Quote Originally Posted by copobo
Brian Vicente on victory in hearing to void Board of Health's medical-marijuana ruling - Denver News - The Latest Word

"As reported in our live blog about a Denver District Court hearing this morning, Judge Larry Naves ruled in favor of medical-marijuana advocates, who argued against a controversial action by the state's Board of Health. The board's move echoed a Court of Appeals ruling that said a caregiver had to do more than simply provide marijuana to a patient -- but Naves nullified it, concluding that those who objected weren't given adequate warning or preparation time for the emergency meeting at which the decision was made."

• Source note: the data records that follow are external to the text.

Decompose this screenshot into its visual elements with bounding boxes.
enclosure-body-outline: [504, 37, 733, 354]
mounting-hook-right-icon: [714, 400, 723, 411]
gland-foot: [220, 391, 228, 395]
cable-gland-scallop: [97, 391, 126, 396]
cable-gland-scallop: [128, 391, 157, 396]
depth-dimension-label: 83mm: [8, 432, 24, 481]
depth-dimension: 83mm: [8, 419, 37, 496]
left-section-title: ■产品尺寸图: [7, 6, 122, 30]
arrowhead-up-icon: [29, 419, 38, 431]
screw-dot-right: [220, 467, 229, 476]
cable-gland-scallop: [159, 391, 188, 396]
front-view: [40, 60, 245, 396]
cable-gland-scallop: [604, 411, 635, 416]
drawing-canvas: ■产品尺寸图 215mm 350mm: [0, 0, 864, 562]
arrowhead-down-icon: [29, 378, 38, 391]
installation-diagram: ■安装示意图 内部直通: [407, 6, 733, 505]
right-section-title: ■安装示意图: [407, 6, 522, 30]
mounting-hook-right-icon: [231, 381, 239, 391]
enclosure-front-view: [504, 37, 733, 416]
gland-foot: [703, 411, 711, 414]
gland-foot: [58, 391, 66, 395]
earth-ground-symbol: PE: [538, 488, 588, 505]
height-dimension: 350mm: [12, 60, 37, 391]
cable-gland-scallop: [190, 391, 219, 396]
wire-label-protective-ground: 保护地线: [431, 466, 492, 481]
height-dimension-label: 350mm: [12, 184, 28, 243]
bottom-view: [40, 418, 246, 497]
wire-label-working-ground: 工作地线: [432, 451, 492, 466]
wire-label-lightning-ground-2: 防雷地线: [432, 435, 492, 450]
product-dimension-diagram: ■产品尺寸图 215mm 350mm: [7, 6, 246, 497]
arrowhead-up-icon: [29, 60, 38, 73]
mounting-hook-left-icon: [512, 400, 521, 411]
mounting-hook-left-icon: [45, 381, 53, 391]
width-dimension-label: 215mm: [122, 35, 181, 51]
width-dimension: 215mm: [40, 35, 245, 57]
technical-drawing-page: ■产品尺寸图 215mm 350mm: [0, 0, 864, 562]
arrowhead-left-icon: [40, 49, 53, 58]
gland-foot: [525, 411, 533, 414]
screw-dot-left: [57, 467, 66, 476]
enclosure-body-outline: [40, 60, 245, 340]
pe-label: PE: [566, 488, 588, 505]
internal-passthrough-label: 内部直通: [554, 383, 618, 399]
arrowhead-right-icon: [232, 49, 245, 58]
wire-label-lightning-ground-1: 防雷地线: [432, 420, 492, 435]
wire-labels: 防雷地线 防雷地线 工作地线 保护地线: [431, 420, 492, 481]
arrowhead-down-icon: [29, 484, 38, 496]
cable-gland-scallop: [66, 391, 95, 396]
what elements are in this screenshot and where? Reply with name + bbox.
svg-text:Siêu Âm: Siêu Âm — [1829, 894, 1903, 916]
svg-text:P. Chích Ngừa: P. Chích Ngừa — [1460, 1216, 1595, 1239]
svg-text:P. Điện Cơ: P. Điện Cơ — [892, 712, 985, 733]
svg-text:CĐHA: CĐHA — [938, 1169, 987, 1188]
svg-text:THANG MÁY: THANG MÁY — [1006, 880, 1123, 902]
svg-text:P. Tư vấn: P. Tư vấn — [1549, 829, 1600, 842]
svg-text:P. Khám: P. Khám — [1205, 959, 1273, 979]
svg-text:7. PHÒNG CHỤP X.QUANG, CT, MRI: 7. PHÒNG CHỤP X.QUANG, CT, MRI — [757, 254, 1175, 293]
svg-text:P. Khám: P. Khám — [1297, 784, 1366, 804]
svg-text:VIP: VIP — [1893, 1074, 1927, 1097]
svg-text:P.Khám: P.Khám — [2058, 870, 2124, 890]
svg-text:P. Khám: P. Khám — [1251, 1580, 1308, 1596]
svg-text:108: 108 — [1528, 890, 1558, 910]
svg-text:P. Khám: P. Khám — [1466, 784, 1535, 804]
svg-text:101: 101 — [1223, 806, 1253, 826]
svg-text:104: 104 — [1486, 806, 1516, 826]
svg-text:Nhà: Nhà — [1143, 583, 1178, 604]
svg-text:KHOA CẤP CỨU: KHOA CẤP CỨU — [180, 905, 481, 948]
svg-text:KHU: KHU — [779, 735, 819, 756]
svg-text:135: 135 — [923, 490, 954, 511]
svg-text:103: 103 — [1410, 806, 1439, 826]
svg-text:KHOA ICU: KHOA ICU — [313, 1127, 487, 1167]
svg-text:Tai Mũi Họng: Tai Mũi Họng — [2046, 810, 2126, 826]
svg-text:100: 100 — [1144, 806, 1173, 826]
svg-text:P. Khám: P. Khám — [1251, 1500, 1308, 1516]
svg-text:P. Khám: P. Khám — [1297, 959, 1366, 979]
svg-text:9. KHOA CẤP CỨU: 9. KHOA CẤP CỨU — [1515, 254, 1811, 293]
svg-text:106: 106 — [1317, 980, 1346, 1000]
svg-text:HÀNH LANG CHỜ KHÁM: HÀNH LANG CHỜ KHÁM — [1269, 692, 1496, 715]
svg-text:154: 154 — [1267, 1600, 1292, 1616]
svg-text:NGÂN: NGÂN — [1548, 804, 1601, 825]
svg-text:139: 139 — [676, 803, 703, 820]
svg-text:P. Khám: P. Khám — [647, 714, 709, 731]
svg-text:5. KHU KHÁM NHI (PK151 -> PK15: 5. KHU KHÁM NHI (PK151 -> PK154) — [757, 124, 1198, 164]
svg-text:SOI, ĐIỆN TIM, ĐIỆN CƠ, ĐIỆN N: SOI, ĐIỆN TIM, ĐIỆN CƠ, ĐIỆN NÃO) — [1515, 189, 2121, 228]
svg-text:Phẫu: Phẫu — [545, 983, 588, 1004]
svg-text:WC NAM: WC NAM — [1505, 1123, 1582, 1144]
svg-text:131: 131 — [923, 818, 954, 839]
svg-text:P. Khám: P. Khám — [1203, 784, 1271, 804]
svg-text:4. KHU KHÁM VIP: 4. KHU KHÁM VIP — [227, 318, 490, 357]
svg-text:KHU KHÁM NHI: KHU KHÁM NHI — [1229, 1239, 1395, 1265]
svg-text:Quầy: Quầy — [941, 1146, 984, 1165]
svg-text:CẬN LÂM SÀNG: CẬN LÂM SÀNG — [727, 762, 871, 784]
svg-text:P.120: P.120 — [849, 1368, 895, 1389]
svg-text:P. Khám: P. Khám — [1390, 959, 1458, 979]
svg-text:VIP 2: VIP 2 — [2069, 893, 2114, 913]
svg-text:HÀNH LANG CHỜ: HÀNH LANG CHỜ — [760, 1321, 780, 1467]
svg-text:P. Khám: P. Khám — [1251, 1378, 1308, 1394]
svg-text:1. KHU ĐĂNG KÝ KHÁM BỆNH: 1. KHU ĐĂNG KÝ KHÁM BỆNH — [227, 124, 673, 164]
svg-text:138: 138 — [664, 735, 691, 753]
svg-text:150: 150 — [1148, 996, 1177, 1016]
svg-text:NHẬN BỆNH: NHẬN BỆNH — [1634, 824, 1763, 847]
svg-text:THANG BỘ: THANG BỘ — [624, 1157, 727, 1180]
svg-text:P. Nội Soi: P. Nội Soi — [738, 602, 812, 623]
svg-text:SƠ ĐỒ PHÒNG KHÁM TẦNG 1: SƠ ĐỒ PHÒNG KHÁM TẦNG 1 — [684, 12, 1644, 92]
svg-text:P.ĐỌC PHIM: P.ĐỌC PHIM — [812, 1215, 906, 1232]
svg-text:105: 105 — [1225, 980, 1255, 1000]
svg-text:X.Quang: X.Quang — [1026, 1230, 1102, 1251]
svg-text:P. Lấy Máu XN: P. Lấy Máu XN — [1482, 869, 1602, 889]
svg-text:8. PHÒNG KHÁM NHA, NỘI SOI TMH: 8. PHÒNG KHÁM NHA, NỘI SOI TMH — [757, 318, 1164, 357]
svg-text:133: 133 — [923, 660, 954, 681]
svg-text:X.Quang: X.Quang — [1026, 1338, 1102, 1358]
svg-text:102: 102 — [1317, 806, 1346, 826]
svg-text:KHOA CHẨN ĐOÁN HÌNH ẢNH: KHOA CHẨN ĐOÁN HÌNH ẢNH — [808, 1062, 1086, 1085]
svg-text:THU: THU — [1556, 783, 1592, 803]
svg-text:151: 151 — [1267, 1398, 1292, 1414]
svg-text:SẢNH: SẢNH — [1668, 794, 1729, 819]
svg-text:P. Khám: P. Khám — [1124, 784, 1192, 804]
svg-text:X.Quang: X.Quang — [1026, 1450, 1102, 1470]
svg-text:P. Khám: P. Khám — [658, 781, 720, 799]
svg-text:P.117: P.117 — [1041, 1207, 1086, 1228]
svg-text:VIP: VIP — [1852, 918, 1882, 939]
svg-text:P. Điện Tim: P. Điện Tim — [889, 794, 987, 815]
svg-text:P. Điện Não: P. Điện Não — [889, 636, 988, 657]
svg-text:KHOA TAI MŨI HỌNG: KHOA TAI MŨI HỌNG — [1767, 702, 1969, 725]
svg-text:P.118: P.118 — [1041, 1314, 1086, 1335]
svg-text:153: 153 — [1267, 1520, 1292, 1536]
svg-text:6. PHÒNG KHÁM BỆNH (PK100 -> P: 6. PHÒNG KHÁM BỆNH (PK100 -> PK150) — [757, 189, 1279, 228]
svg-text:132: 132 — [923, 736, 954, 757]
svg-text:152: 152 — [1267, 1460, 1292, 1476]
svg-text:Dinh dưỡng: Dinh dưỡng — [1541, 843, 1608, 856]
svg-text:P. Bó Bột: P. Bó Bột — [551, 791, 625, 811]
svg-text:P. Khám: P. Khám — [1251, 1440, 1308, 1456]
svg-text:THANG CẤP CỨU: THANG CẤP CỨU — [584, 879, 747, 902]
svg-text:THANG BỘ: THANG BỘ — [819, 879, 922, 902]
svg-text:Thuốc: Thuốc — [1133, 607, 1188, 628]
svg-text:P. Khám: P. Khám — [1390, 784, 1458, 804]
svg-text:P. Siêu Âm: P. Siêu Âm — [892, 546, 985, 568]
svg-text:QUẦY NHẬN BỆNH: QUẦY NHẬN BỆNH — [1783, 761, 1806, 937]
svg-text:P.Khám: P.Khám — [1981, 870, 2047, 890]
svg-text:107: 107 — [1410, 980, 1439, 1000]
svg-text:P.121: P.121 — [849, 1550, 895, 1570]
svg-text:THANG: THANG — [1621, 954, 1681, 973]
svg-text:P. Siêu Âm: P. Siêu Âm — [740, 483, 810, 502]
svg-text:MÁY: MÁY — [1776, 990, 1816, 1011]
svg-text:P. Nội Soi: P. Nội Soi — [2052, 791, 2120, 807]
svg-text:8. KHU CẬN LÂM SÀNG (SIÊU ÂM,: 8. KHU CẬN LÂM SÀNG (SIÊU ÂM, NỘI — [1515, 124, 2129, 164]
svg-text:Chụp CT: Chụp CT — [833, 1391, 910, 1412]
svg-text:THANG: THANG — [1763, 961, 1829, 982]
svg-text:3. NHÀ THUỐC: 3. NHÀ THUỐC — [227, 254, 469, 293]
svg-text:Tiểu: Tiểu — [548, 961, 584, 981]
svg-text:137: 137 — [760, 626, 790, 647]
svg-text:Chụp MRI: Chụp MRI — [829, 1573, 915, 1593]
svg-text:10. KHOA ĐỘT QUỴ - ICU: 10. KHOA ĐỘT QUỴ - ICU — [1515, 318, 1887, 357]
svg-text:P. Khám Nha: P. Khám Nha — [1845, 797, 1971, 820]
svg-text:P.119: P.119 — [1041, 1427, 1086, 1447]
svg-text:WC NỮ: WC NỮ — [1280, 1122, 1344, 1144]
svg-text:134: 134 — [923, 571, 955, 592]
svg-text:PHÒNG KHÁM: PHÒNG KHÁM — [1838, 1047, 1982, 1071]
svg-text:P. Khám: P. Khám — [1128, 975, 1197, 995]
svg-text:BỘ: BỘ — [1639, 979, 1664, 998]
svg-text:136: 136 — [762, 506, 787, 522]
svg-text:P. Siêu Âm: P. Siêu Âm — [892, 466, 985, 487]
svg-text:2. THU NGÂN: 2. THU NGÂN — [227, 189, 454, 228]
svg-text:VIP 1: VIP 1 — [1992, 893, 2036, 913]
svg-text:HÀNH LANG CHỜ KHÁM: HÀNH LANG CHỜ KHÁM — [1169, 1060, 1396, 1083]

(see link for complete article)
It made no sense whatsoever to me that the CDPHE felt they "had to" reconcile their definition of "primary caregiver" with that of the Court of Appeals in Clendenin. The court in Clendenin explicitly decided the case based on its opinion as to the state of the law prior to the CDPHE's definition being in place. It is entirely possible that under exactly the same facts, but for the timing being AFTER the CDPHE's definition was in place, the Court would go the opposite direction based on that regulatory definition of "caregiver." There was no conflict between Clendenin and the regs. That was a load of crap used by government bureaucrats to justify their "emergency" action. In addition, Clendenin is only controlling law in cases where the same fact situation exists. Thus, Clendenin did not change the definition of "caregiver" that would be applied in a case where the defendant was designated as the caregiver by the patient, and said designation is on file with the state. Going "behind" that designation to come up with a definition different than how it is defined by the caregiver and the patient was NOT done by the court, and is not the law now. Even assuming that the appeal in Clendenin is unsuccessful, the decision only says that merely providing medicine is not sufficient to justify the assertion of the affirmative defense, and has nothing to say about the definition for purposes of the bar to prosecution also contained in Amendment 20. It also seems to me that the Court of Appeals may get overturned anyway because they made it too difficult to assert the affirmative defense.